A vaca leiteira pasta na manga fronteira ao curral
Lambe o sal, sacode a cauda e muge chamando a cria
Novo dia se levanta no vaivém do nascer e pôr do sol
Nas Gerais de Minas, o sol dorme sobre o gigantesco travesseiro das montanhas. Medroso, desperta sonolento no balde de leite do vaqueiro e vai dourando de luz os campos, mata adentro gerais afora. No topo da serra canta a seriema. Dorme a natureza embalada neste canto e o brilho suave de seu pranto faz-se orvalho ao amanhecer. Naquele dia, Cláudio volteou o curral antes do sol. Mandou Zenofre afrouxar a mão nas tetas da vaca e ser mais pródigo com a cria. Mimosa estava fraca, carecia de suplemento. Foi minguando o leite, minguando... Até que apareceu no pátio sem o bezerro.
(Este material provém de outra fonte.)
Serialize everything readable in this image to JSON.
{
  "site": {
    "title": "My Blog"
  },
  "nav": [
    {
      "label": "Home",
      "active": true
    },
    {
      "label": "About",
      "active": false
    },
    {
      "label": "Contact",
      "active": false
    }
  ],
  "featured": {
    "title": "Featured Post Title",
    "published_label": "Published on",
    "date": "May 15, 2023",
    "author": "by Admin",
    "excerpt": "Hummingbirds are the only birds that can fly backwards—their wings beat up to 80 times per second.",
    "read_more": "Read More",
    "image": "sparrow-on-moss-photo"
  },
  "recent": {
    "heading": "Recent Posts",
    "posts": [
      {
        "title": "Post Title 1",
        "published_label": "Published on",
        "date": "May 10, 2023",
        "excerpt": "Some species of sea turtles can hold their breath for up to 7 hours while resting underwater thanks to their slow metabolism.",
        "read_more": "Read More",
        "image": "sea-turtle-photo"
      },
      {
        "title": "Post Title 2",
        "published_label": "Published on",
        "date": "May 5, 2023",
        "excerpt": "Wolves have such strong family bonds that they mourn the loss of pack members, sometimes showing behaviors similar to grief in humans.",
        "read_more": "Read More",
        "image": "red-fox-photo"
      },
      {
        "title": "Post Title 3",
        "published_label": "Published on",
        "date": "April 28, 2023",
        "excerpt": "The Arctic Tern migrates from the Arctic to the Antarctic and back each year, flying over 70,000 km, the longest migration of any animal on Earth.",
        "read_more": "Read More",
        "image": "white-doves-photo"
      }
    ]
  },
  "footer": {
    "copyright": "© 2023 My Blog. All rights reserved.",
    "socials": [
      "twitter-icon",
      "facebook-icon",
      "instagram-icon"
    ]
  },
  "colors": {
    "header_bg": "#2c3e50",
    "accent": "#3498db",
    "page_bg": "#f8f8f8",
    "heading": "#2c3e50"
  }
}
O fazendeiro mandou rastrear qualquer sinal felino de grande porte, uma pegada, uma carcaça de presa, o que fosse. Levasse os dias que levasse. Varresse tudo, do grotão de Campo Grande até o grande cerrado de Sete Passagens. Assuntasse qualquer rabeira ou vestígio de animal selvagem por ali. E se encontrasse onça, trouxesse a lembrança do couro amarrado no rabicho da cela.
Negro e manso desde pequeno, Zenofre zunia defensivo como abelha-branca, se assanhassem seu ninho.
— Onça aqui não bebe água, disse ele.
— Cuidado! O bicho é astucioso. Anda sem fazer barulho e quando se revela, está perto demais...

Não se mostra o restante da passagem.